Proceeds from these transactions will be used to fund the company’s Imax Digital projection roll-out, slated to begin this summer, and for general corporate purposes.
"We have always believed that the attractive returns from existing joint ventures would enable us to finance our broader digital rollout," said Imax co-chairmen and co-CEOs Richard L. Gelfond and Bradley J. Wechsler. "Now our bank and our largest shareholder have each stepped forward to provide us with increased availability of credit and cash, which we believe will enable us to effectively execute on our existing plan. Coupled with our cash on hand, we expect that these deals will ultimately provide us with access to roughly $55 – 60 million in funding."
Imax and Wachovia entered into an amendment on 5 May which extends the term of the facility to 31 October, 2010, removes an EBITDA maintenance covenant provided the company maintains certain minimum liquidity requirements, and is likely to increase the company’s borrowing base.

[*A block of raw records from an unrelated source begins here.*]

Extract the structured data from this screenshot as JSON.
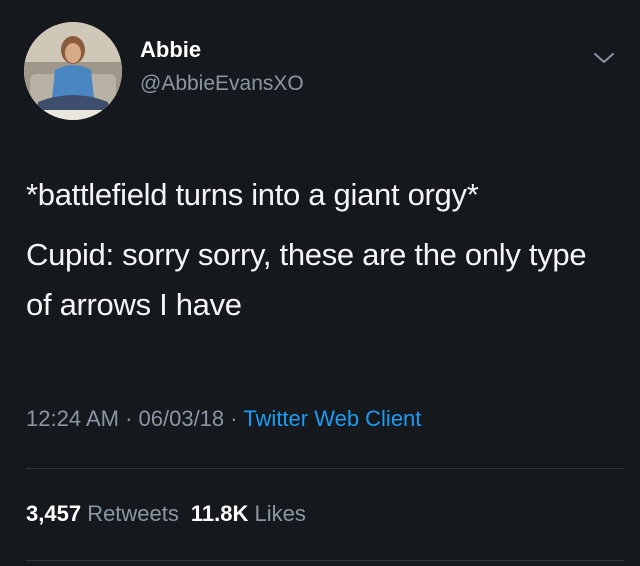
{
  "author": {
    "display_name": "Abbie",
    "handle": "@AbbieEvansXO"
  },
  "icons": {
    "more_menu": "chevron-down-icon",
    "avatar": "profile-photo"
  },
  "tweet": {
    "line1": "*battlefield turns into a giant orgy*",
    "line2": "Cupid: sorry sorry, these are the only type of arrows I have"
  },
  "meta": {
    "time": "12:24 AM",
    "sep1": " · ",
    "date": "06/03/18",
    "sep2": " · ",
    "client": "Twitter Web Client"
  },
  "stats": {
    "retweets_count": "3,457",
    "retweets_label": "Retweets",
    "likes_count": "11.8K",
    "likes_label": "Likes"
  },
  "colors": {
    "background": "#15181d",
    "secondary_text": "#8b96a3",
    "link": "#1d9bf0"
  }
}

"We believe these changes will ensure our access to more money for a longer period of time, mitigating operating risk," added Messrs. Gelfond and Wechsler. "The amended terms of the line allow us to draw down approximately $24.4 million today, and we believe that as our borrowing base increases in accordance with the terms of the agreement we may be able to take down close to $30 million."
Additionally, on 5 May, the company entered into an agreement with the Douglas family for the sale of approximately 2.73 million of the company’s common shares for a total purchase price of $18 million, or approximately $6.60 per share (the equivalent of the average closing Imax common share price over the most recent five trading days).

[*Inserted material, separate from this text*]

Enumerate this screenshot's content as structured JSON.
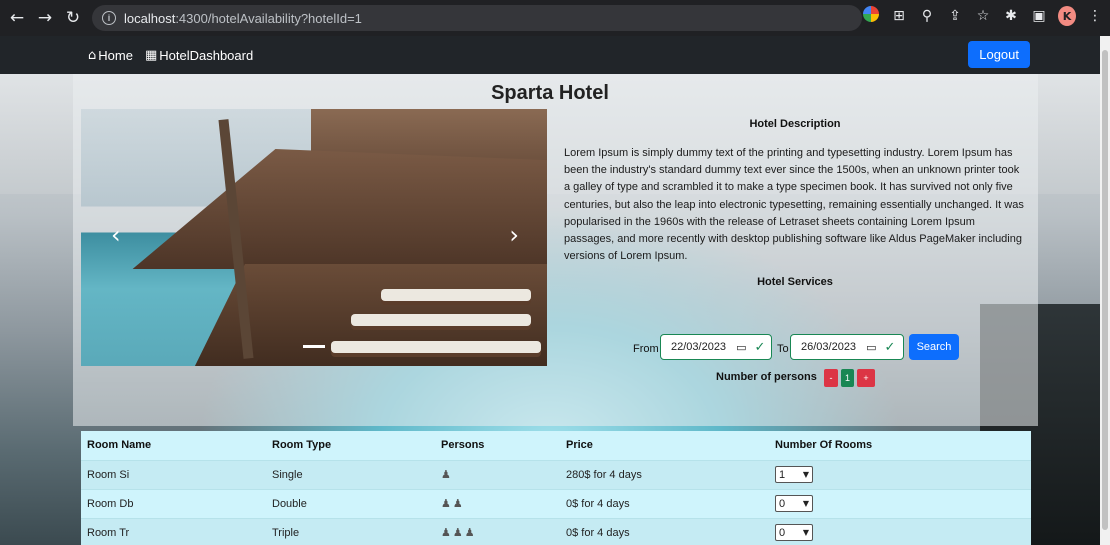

The Douglas family, which will own 19.9% of the company’s common shares post-transaction, has agreed to a five-year standstill with the company whereby it will refrain from certain activities, such as increasing its percentage ownership in the company and entering into various arrangements with the company such as fundamental or change-of-control transactions. The company has granted the Douglas family registration rights in connection with the newly-acquired shares. The private placement is expected to close on May 8, 2008 and is subject to customary closing conditions.
"The Douglas family has been an extremely supportive shareholder group, and we’re pleased that they have recognized the potential in Imax and the opportunity to invest at this level at this time," said Messrs. Gelfond and Wechsler. "The good news is that as a result of today’s announcements, we do not believe we will need additional financing to fund our digital rollout under the current business model."